The primary cause was unrealized mark‑to‑market losses on its Bitcoin holdings.
Accounting rules require companies holding digital assets to record valuation adjustments when prices fall. During Q1 2026, Bitcoin’s price dropped significantly—roughly 24% between January 1 and March 31—which forced Metaplanet to mark down the value of its holdings on paper.
That resulted in about ¥116.4 billion ($737 million) in non‑cash Bitcoin valuation losses, far exceeding the company’s operating profit for the quarter.
Importantly, these losses were unrealized accounting adjustments, not actual cash losses from selling Bitcoin.
Metaplanet has modeled its corporate strategy on companies like MicroStrategy by treating Bitcoin as a core treasury asset.
During Q1 2026, the company purchased 5,075 BTC, increasing its total holdings to 40,177 BTC as of March 31, 2026.
The company tracks a proprietary metric called BTC Yield, which measures the increase in Bitcoin holdings relative to the fully diluted share count. By the end of Q1 2026, Metaplanet reported a 2.8% BTC Yield year‑to‑date, meaning the amount of Bitcoin backing each share increased despite dilution and financing activities.
This metric is designed to show whether the company is successfully increasing shareholder exposure to Bitcoin over time.
With 40,177 BTC on its balance sheet, Metaplanet has become one of the largest corporate holders of Bitcoin globally.
Reports place the company third among public companies in total Bitcoin holdings, behind only a small number of U.S. firms, and the largest corporate Bitcoin treasury outside the United States.
That position reflects the company’s aggressive accumulation strategy since adopting its Bitcoin‑centric model.
Despite the headline loss, management did not revise its full‑year guidance for 2026.

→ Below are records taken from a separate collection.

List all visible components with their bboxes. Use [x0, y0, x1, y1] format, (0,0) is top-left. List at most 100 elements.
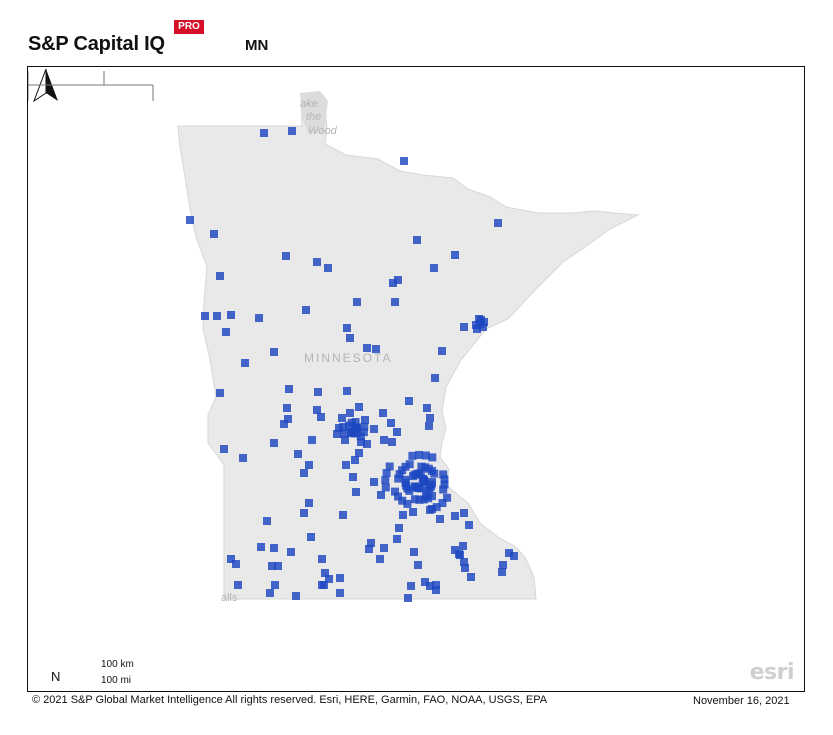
location-marker[interactable]	[394, 276, 402, 284]
location-marker[interactable]	[398, 496, 407, 505]
location-marker[interactable]	[405, 486, 414, 495]
location-marker[interactable]	[300, 469, 308, 477]
location-marker[interactable]	[271, 581, 279, 589]
location-marker[interactable]	[307, 533, 315, 541]
location-marker[interactable]	[349, 473, 357, 481]
location-markers[interactable]	[186, 127, 518, 602]
location-marker[interactable]	[363, 344, 371, 352]
location-marker[interactable]	[416, 484, 425, 493]
location-marker[interactable]	[410, 548, 418, 556]
location-marker[interactable]	[425, 422, 433, 430]
location-marker[interactable]	[473, 325, 481, 333]
location-marker[interactable]	[475, 315, 483, 323]
location-marker[interactable]	[370, 425, 378, 433]
location-marker[interactable]	[461, 564, 469, 572]
location-marker[interactable]	[380, 436, 388, 444]
location-marker[interactable]	[355, 449, 363, 457]
location-marker[interactable]	[432, 503, 441, 512]
location-marker[interactable]	[239, 454, 247, 462]
location-marker[interactable]	[479, 323, 487, 331]
location-marker[interactable]	[414, 561, 422, 569]
location-marker[interactable]	[393, 535, 401, 543]
location-marker[interactable]	[344, 421, 353, 430]
location-marker[interactable]	[220, 445, 228, 453]
location-marker[interactable]	[274, 562, 282, 570]
location-marker[interactable]	[510, 552, 518, 560]
location-marker[interactable]	[465, 521, 473, 529]
location-marker[interactable]	[343, 324, 351, 332]
location-marker[interactable]	[403, 499, 412, 508]
location-marker[interactable]	[391, 298, 399, 306]
location-marker[interactable]	[342, 461, 350, 469]
location-marker[interactable]	[408, 451, 417, 460]
location-marker[interactable]	[395, 524, 403, 532]
location-marker[interactable]	[234, 581, 242, 589]
location-marker[interactable]	[430, 264, 438, 272]
location-marker[interactable]	[426, 582, 434, 590]
location-marker[interactable]	[460, 558, 468, 566]
location-marker[interactable]	[421, 451, 430, 460]
location-marker[interactable]	[227, 311, 235, 319]
location-marker[interactable]	[499, 561, 507, 569]
location-marker[interactable]	[381, 483, 390, 492]
location-marker[interactable]	[333, 430, 341, 438]
location-marker[interactable]	[415, 451, 424, 459]
location-marker[interactable]	[352, 429, 361, 438]
location-marker[interactable]	[186, 216, 194, 224]
location-marker[interactable]	[222, 328, 230, 336]
location-marker[interactable]	[428, 453, 437, 462]
location-marker[interactable]	[415, 495, 424, 504]
location-marker[interactable]	[324, 264, 332, 272]
location-marker[interactable]	[216, 389, 224, 397]
location-marker[interactable]	[314, 388, 322, 396]
location-marker[interactable]	[426, 505, 434, 514]
location-marker[interactable]	[292, 592, 300, 600]
location-marker[interactable]	[352, 488, 360, 496]
location-marker[interactable]	[346, 334, 354, 342]
location-marker[interactable]	[438, 347, 446, 355]
location-marker[interactable]	[404, 594, 412, 602]
location-marker[interactable]	[440, 475, 449, 484]
location-marker[interactable]	[377, 491, 385, 499]
map-frame[interactable]: ake the Wood MINNESOTA alls N 100 km 100…	[27, 66, 805, 692]
location-marker[interactable]	[413, 236, 421, 244]
location-marker[interactable]	[361, 416, 369, 424]
location-marker[interactable]	[456, 551, 464, 559]
location-marker[interactable]	[419, 495, 428, 504]
location-marker[interactable]	[270, 348, 278, 356]
location-marker[interactable]	[411, 495, 419, 504]
location-marker[interactable]	[285, 385, 293, 393]
location-marker[interactable]	[339, 511, 347, 519]
location-marker[interactable]	[260, 129, 268, 137]
location-marker[interactable]	[379, 409, 387, 417]
location-marker[interactable]	[428, 478, 436, 486]
location-marker[interactable]	[399, 511, 407, 519]
location-marker[interactable]	[294, 450, 302, 458]
location-marker[interactable]	[400, 157, 408, 165]
location-marker[interactable]	[270, 439, 278, 447]
location-marker[interactable]	[439, 470, 448, 479]
location-marker[interactable]	[284, 415, 292, 423]
location-marker[interactable]	[263, 517, 271, 525]
location-marker[interactable]	[313, 258, 321, 266]
location-marker[interactable]	[321, 569, 329, 577]
location-marker[interactable]	[391, 487, 399, 496]
location-marker[interactable]	[343, 387, 351, 395]
location-marker[interactable]	[405, 460, 414, 469]
location-marker[interactable]	[216, 272, 224, 280]
location-marker[interactable]	[436, 515, 444, 523]
location-marker[interactable]	[385, 462, 394, 471]
location-marker[interactable]	[325, 575, 333, 583]
location-marker[interactable]	[318, 555, 326, 563]
location-marker[interactable]	[302, 306, 310, 314]
location-marker[interactable]	[395, 470, 404, 479]
location-marker[interactable]	[201, 312, 209, 320]
location-marker[interactable]	[380, 544, 388, 552]
location-marker[interactable]	[313, 406, 321, 414]
location-marker[interactable]	[389, 279, 397, 287]
location-marker[interactable]	[338, 414, 346, 422]
location-marker[interactable]	[451, 251, 459, 259]
location-marker[interactable]	[426, 414, 434, 422]
map-canvas[interactable]: ake the Wood MINNESOTA alls	[28, 67, 804, 691]
location-marker[interactable]	[305, 499, 313, 507]
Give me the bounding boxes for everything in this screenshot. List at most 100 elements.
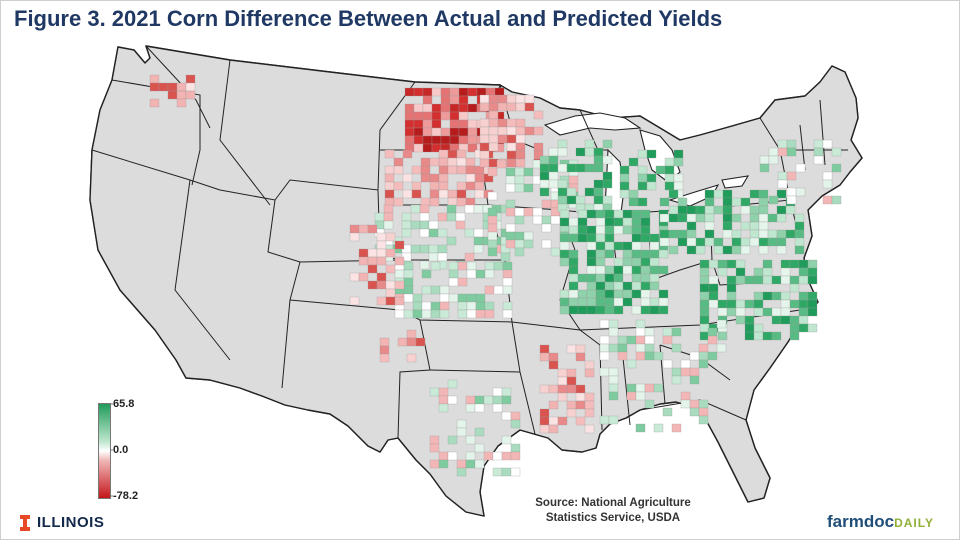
county-cell	[593, 179, 604, 189]
county-cell	[410, 204, 421, 214]
county-cell	[510, 411, 521, 421]
county-cell	[541, 239, 552, 249]
county-cell	[789, 275, 800, 285]
county-cell	[422, 111, 433, 121]
county-cell	[465, 435, 476, 445]
county-cell	[777, 139, 788, 149]
county-cell	[644, 383, 655, 393]
county-cell	[586, 281, 597, 291]
county-cell	[599, 367, 610, 377]
county-cell	[559, 305, 570, 315]
county-cell	[658, 249, 669, 259]
county-cell	[795, 187, 806, 197]
county-cell	[493, 261, 504, 271]
county-cell	[575, 344, 586, 354]
county-cell	[626, 335, 637, 345]
county-cell	[677, 237, 688, 247]
county-cell	[406, 337, 417, 347]
county-cell	[767, 237, 778, 247]
county-cell	[506, 150, 517, 160]
county-cell	[680, 359, 691, 369]
county-cell	[568, 289, 579, 299]
county-cell	[584, 408, 595, 418]
county-cell	[707, 335, 718, 345]
county-cell	[548, 352, 559, 362]
county-cell	[575, 400, 586, 410]
county-cell	[776, 213, 787, 223]
county-cell	[474, 395, 485, 405]
county-cell	[514, 231, 525, 241]
county-cell	[376, 248, 387, 258]
county-cell	[671, 375, 682, 385]
county-cell	[376, 240, 387, 250]
county-cell	[419, 260, 430, 270]
county-cell	[492, 467, 503, 477]
county-cell	[515, 158, 526, 168]
county-cell	[566, 344, 577, 354]
county-cell	[595, 257, 606, 267]
county-cell	[406, 329, 417, 339]
county-cell	[438, 387, 449, 397]
county-cell	[539, 171, 550, 181]
county-cell	[593, 147, 604, 157]
county-cell	[671, 423, 682, 433]
county-cell	[677, 197, 688, 207]
county-cell	[422, 143, 433, 153]
county-cell	[548, 360, 559, 370]
county-cell	[384, 189, 395, 199]
county-cell	[421, 269, 432, 279]
county-cell	[457, 293, 468, 303]
county-cell	[699, 291, 710, 301]
county-cell	[394, 296, 405, 306]
legend-max-label: 65.8	[113, 398, 135, 410]
county-cell	[635, 343, 646, 353]
county-cell	[167, 82, 178, 92]
county-cell	[488, 118, 499, 128]
county-cell	[449, 127, 460, 137]
county-cell	[635, 327, 646, 337]
county-cell	[420, 157, 431, 167]
county-cell	[404, 127, 415, 137]
county-cell	[475, 309, 486, 319]
county-cell	[807, 307, 818, 317]
county-cell	[699, 267, 710, 277]
county-cell	[456, 149, 467, 159]
county-cell	[438, 189, 449, 199]
county-cell	[619, 189, 630, 199]
county-cell	[794, 221, 805, 231]
county-cell	[680, 367, 691, 377]
county-cell	[548, 147, 559, 157]
county-cell	[698, 415, 709, 425]
county-cell	[539, 416, 550, 426]
county-cell	[659, 237, 670, 247]
legend-color-bar	[98, 403, 111, 499]
county-cell	[541, 223, 552, 233]
county-cell	[412, 301, 423, 311]
county-cell	[608, 391, 619, 401]
county-cell	[510, 467, 521, 477]
county-cell	[613, 289, 624, 299]
county-cell	[731, 197, 742, 207]
county-cell	[502, 277, 513, 287]
county-cell	[759, 163, 770, 173]
county-cell	[484, 301, 495, 311]
county-cell	[438, 165, 449, 175]
county-cell	[413, 87, 424, 97]
county-cell	[613, 297, 624, 307]
county-cell	[412, 293, 423, 303]
county-cell	[419, 244, 430, 254]
county-cell	[798, 299, 809, 309]
county-cell	[410, 244, 421, 254]
county-cell	[595, 305, 606, 315]
county-cell	[559, 257, 570, 267]
county-cell	[722, 189, 733, 199]
county-cell	[465, 403, 476, 413]
county-cell	[586, 273, 597, 283]
county-cell	[658, 289, 669, 299]
county-cell	[673, 173, 684, 183]
county-cell	[502, 285, 513, 295]
county-cell	[617, 351, 628, 361]
county-cell	[488, 94, 499, 104]
county-cell	[644, 335, 655, 345]
county-cell	[404, 135, 415, 145]
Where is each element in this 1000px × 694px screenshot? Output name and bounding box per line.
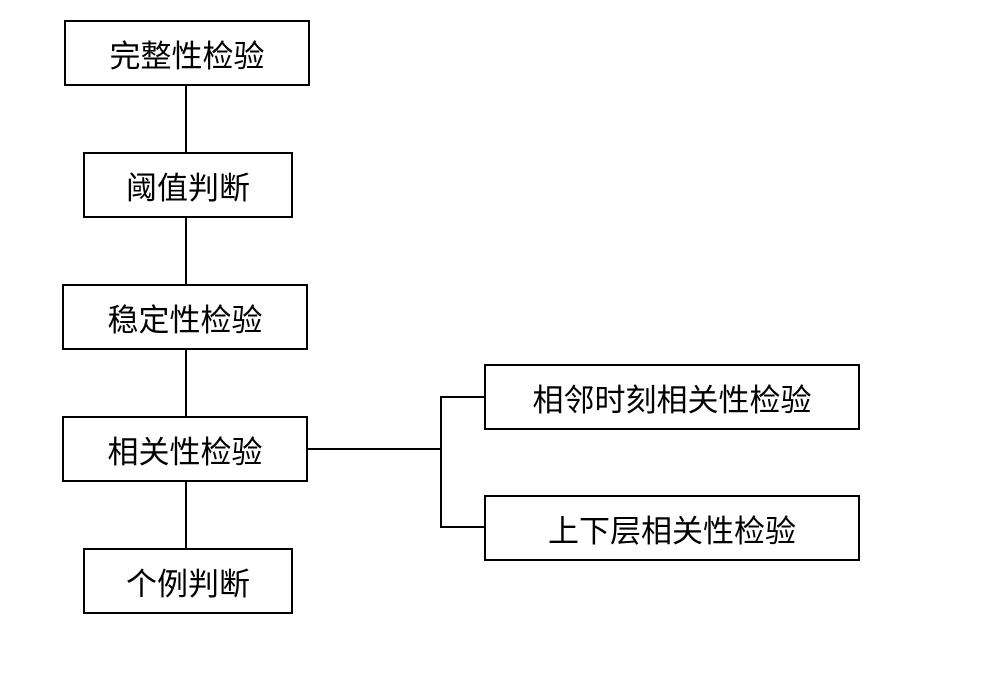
- node-threshold-judgment: 阈值判断: [83, 152, 293, 218]
- connector-branch-horizontal: [308, 448, 442, 450]
- node-stability-check: 稳定性检验: [62, 284, 308, 350]
- connector-branch-vertical: [440, 396, 442, 528]
- node-correlation-check: 相关性检验: [62, 416, 308, 482]
- node-label: 相关性检验: [108, 427, 263, 472]
- node-case-judgment: 个例判断: [83, 548, 293, 614]
- node-label: 相邻时刻相关性检验: [533, 375, 812, 420]
- node-adjacent-time-correlation: 相邻时刻相关性检验: [484, 364, 860, 430]
- connector-branch-to-n7: [440, 526, 484, 528]
- node-upper-lower-correlation: 上下层相关性检验: [484, 495, 860, 561]
- node-label: 稳定性检验: [108, 295, 263, 340]
- node-integrity-check: 完整性检验: [64, 20, 310, 86]
- node-label: 阈值判断: [126, 163, 250, 208]
- connector-branch-to-n6: [440, 396, 484, 398]
- node-label: 上下层相关性检验: [548, 506, 796, 551]
- node-label: 完整性检验: [110, 31, 265, 76]
- node-label: 个例判断: [126, 559, 250, 604]
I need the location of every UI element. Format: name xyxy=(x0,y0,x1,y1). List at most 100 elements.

The company reaffirmed projections for approximately ¥16 billion in revenue and ¥11.4 billion in operating profit for the year, signaling confidence that operational growth will continue even amid Bitcoin volatility.
Metaplanet’s Q1 2026 earnings illustrate a core reality of Bitcoin treasury strategies: operating performance and accounting results can diverge dramatically.
For investors and analysts, understanding that distinction is essential when interpreting the company’s results.